4.1 Bike Sharing Counts (Regression)

This dataset contains daily counts of rented bikes from bike sharing company Capital-Bikeshare in Washington D.C., along with weather and seasonal information. The data was kindly open sourced by Capital-Bikeshare and the folks from Fanaee-T and Gama (2013)10 have added the weather data and the seasonal information. The goal is to predict how many bikes will be rented given weather and day. The data can be downloaded from the UCI Machine Learning Repository.

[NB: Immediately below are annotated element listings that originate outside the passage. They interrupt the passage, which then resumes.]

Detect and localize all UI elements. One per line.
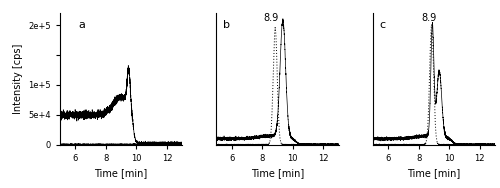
X-axis label: Time [min]: Time [min]: [94, 168, 148, 178]
X-axis label: Time [min]: Time [min]: [251, 168, 304, 178]
Y-axis label: Intensity [cps]: Intensity [cps]: [13, 44, 23, 114]
Text: c: c: [379, 20, 385, 30]
Text: b: b: [222, 20, 230, 30]
Text: a: a: [78, 20, 85, 30]
X-axis label: Time [min]: Time [min]: [408, 168, 461, 178]
Text: 8.9: 8.9: [422, 13, 437, 23]
Text: 8.9: 8.9: [264, 13, 279, 23]
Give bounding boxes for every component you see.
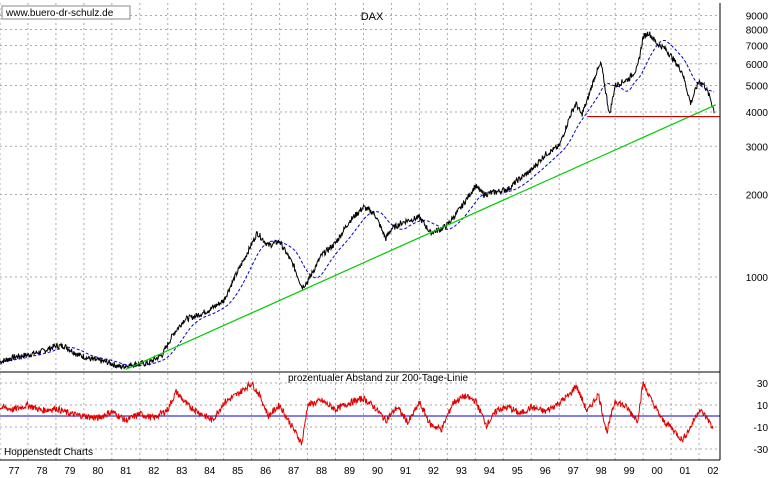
y-tick-label: 4000 [746, 108, 769, 119]
x-tick-label: 91 [400, 466, 412, 477]
trend-support-line [125, 104, 717, 370]
x-tick-label: 81 [120, 466, 132, 477]
x-tick-label: 98 [596, 466, 608, 477]
grid [0, 3, 720, 460]
x-tick-label: 83 [176, 466, 188, 477]
x-tick-label: 89 [344, 466, 356, 477]
y-tick-label: 9000 [746, 12, 769, 23]
x-tick-label: 96 [540, 466, 552, 477]
x-tick-label: 94 [484, 466, 496, 477]
oscillator-tick-label: -30 [754, 445, 769, 456]
x-tick-label: 97 [568, 466, 580, 477]
lower-lines [0, 380, 720, 446]
source-label-box [1, 5, 131, 20]
x-tick-label: 99 [624, 466, 636, 477]
x-tick-label: 92 [428, 466, 440, 477]
x-tick-label: 88 [316, 466, 328, 477]
x-tick-label: 02 [707, 466, 719, 477]
x-tick-label: 86 [260, 466, 272, 477]
x-tick-label: 79 [64, 466, 76, 477]
y-tick-label: 1000 [746, 273, 769, 284]
upper-lines [0, 31, 720, 371]
y-tick-label: 3000 [746, 142, 769, 153]
chart-title: DAX [361, 11, 384, 23]
oscillator-title: prozentualer Abstand zur 200-Tage-Linie [288, 373, 469, 384]
x-tick-label: 84 [204, 466, 216, 477]
x-tick-label: 93 [456, 466, 468, 477]
oscillator-line [0, 380, 714, 446]
oscillator-tick-label: 10 [757, 401, 769, 412]
x-tick-label: 87 [288, 466, 300, 477]
axes: 77 78 79 80 81 82 83 84 85 86 87 88 89 90 91 92 93 94 95 96… [0, 3, 768, 477]
dax-price-line [0, 31, 715, 371]
footer-label: Hoppenstedt Charts [4, 447, 93, 458]
source-label[interactable]: www.buero-dr-schulz.de [5, 8, 114, 19]
x-tick-label: 90 [372, 466, 384, 477]
x-tick-label: 80 [92, 466, 104, 477]
oscillator-tick-label: -10 [754, 423, 769, 434]
x-tick-label: 78 [36, 466, 48, 477]
x-tick-label: 95 [512, 466, 524, 477]
x-tick-label: 82 [148, 466, 160, 477]
y-tick-label: 6000 [746, 60, 769, 71]
x-tick-label: 77 [8, 466, 20, 477]
x-tick-label: 01 [680, 466, 692, 477]
oscillator-tick-label: 30 [757, 379, 769, 390]
y-tick-label: 8000 [746, 26, 769, 37]
y-tick-label: 7000 [746, 41, 769, 52]
y-tick-label: 2000 [746, 191, 769, 202]
ma200-line [0, 39, 715, 367]
x-tick-label: 85 [232, 466, 244, 477]
y-tick-label: 5000 [746, 81, 769, 92]
x-tick-label: 00 [652, 466, 664, 477]
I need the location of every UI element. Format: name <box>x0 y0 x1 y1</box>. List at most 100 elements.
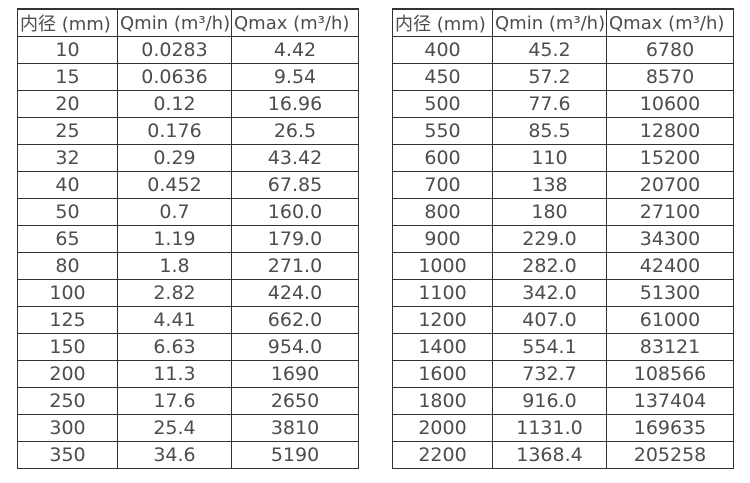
table-cell: 300 <box>17 414 118 442</box>
column-header: 内径 (mm) <box>392 8 493 37</box>
table-row: 2200 1368.4 205258 <box>392 441 734 469</box>
table-cell: 271.0 <box>231 252 359 280</box>
table-cell: 550 <box>392 117 493 145</box>
table-row: 1100 342.0 51300 <box>392 279 734 307</box>
table-cell: 732.7 <box>492 360 607 388</box>
table-row: 10 0.0283 4.42 <box>17 36 359 64</box>
table-cell: 25.4 <box>117 414 232 442</box>
table-cell: 9.54 <box>231 63 359 91</box>
table-row: 100 2.82 424.0 <box>17 279 359 307</box>
table-cell: 662.0 <box>231 306 359 334</box>
table-row: 300 25.4 3810 <box>17 414 359 442</box>
table-cell: 916.0 <box>492 387 607 415</box>
table-cell: 15200 <box>606 144 734 172</box>
table-row: 1400 554.1 83121 <box>392 333 734 361</box>
table-cell: 150 <box>17 333 118 361</box>
table-cell: 100 <box>17 279 118 307</box>
table-cell: 0.7 <box>117 198 232 226</box>
table-cell: 0.176 <box>117 117 232 145</box>
table-cell: 1800 <box>392 387 493 415</box>
table-cell: 2.82 <box>117 279 232 307</box>
table-row: 80 1.8 271.0 <box>17 252 359 280</box>
table-cell: 26.5 <box>231 117 359 145</box>
table-cell: 4.41 <box>117 306 232 334</box>
table-cell: 1100 <box>392 279 493 307</box>
table-cell: 205258 <box>606 441 734 469</box>
table-cell: 80 <box>17 252 118 280</box>
table-cell: 34.6 <box>117 441 232 469</box>
table-cell: 400 <box>392 36 493 64</box>
table-cell: 67.85 <box>231 171 359 199</box>
table-row: 125 4.41 662.0 <box>17 306 359 334</box>
table-row: 350 34.6 5190 <box>17 441 359 469</box>
table-cell: 1000 <box>392 252 493 280</box>
table-row: 15 0.0636 9.54 <box>17 63 359 91</box>
table-cell: 0.12 <box>117 90 232 118</box>
table-cell: 250 <box>17 387 118 415</box>
table-cell: 125 <box>17 306 118 334</box>
table-row: 250 17.6 2650 <box>17 387 359 415</box>
table-cell: 138 <box>492 171 607 199</box>
table-cell: 1690 <box>231 360 359 388</box>
table-cell: 17.6 <box>117 387 232 415</box>
column-header: Qmin (m³/h) <box>117 8 232 37</box>
table-cell: 10 <box>17 36 118 64</box>
table-cell: 8570 <box>606 63 734 91</box>
table-row: 1200 407.0 61000 <box>392 306 734 334</box>
header-row: 内径 (mm) Qmin (m³/h) Qmax (m³/h) <box>392 8 734 37</box>
table-cell: 554.1 <box>492 333 607 361</box>
table-cell: 2000 <box>392 414 493 442</box>
table-cell: 2200 <box>392 441 493 469</box>
table-cell: 85.5 <box>492 117 607 145</box>
table-cell: 229.0 <box>492 225 607 253</box>
table-cell: 4.42 <box>231 36 359 64</box>
table-cell: 108566 <box>606 360 734 388</box>
table-cell: 10600 <box>606 90 734 118</box>
table-cell: 800 <box>392 198 493 226</box>
table-cell: 27100 <box>606 198 734 226</box>
table-cell: 0.452 <box>117 171 232 199</box>
table-row: 800 180 27100 <box>392 198 734 226</box>
table-cell: 6780 <box>606 36 734 64</box>
table-cell: 12800 <box>606 117 734 145</box>
spec-table-large-diameters: 内径 (mm) Qmin (m³/h) Qmax (m³/h) 400 45.2 678… <box>392 8 734 469</box>
column-header: 内径 (mm) <box>17 8 118 37</box>
table-cell: 180 <box>492 198 607 226</box>
table-cell: 450 <box>392 63 493 91</box>
table-cell: 1400 <box>392 333 493 361</box>
column-header: Qmax (m³/h) <box>231 8 359 37</box>
table-cell: 1200 <box>392 306 493 334</box>
table-row: 550 85.5 12800 <box>392 117 734 145</box>
table-cell: 1.8 <box>117 252 232 280</box>
table-row: 400 45.2 6780 <box>392 36 734 64</box>
column-header: Qmin (m³/h) <box>492 8 607 37</box>
table-cell: 45.2 <box>492 36 607 64</box>
spec-tables-container: 内径 (mm) Qmin (m³/h) Qmax (m³/h) 10 0.0283 4.… <box>17 8 734 469</box>
table-cell: 954.0 <box>231 333 359 361</box>
table-cell: 200 <box>17 360 118 388</box>
table-cell: 83121 <box>606 333 734 361</box>
table-cell: 700 <box>392 171 493 199</box>
table-cell: 61000 <box>606 306 734 334</box>
table-cell: 1368.4 <box>492 441 607 469</box>
table-cell: 77.6 <box>492 90 607 118</box>
table-cell: 110 <box>492 144 607 172</box>
table-row: 1600 732.7 108566 <box>392 360 734 388</box>
table-cell: 25 <box>17 117 118 145</box>
table-cell: 34300 <box>606 225 734 253</box>
table-cell: 900 <box>392 225 493 253</box>
table-cell: 15 <box>17 63 118 91</box>
table-row: 25 0.176 26.5 <box>17 117 359 145</box>
table-cell: 1131.0 <box>492 414 607 442</box>
column-header: Qmax (m³/h) <box>606 8 734 37</box>
table-row: 40 0.452 67.85 <box>17 171 359 199</box>
table-row: 32 0.29 43.42 <box>17 144 359 172</box>
table-cell: 0.29 <box>117 144 232 172</box>
table-row: 20 0.12 16.96 <box>17 90 359 118</box>
table-cell: 407.0 <box>492 306 607 334</box>
table-cell: 50 <box>17 198 118 226</box>
table-cell: 5190 <box>231 441 359 469</box>
table-cell: 20 <box>17 90 118 118</box>
table-cell: 57.2 <box>492 63 607 91</box>
table-cell: 42400 <box>606 252 734 280</box>
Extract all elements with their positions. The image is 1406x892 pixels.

For the examples, new features were introduced and not all original features were used. Here is the list of features that were used:

  • season : spring (1), summer (2), autumn (3), winter (4).
  • holiday : Binary feature indicating if the day was a holiday (1) or not (0).
  • yr: The year (2011 or 2012).
  • days_since_2011: Number of days since the 01.01.2011 (the first day in the dataset). This feature was introduced to account for the trend, in this case that the bike rental became more popular over time.
  • workingday : Binary feature indicating if the day was a workingday (1) or weekend / holiday (0).
  • weathersit : The weather situation on that day
    • Clear, Few clouds, Partly cloudy, Cloudy
    • Mist + Cloudy, Mist + Broken clouds, Mist + Few clouds, Mist
    • Light Snow, Light Rain + Thunderstorm + Scattered clouds, Light Rain + Scattered clouds
    • Heavy Rain + Ice Pallets + Thunderstorm + Mist, Snow + Fog
  • temp : Temperature in degrees Celsius.
  • hum: Relative humidity in percent (0 to 100).
  • windspeed: Wind speed in km per hour.
  • cnt: Count of bikes including both casual and registered. The count is used as the target in the regression tasks.

  1. Fanaee-T, Hadi, and Joao Gama. 2013. “Event Labeling Combining Ensemble Detectors and Background Knowledge.” Progress in Artificial Intelligence. Springer Berlin Heidelberg, 1–15. doi:10.1007/s13748-013-0040-3.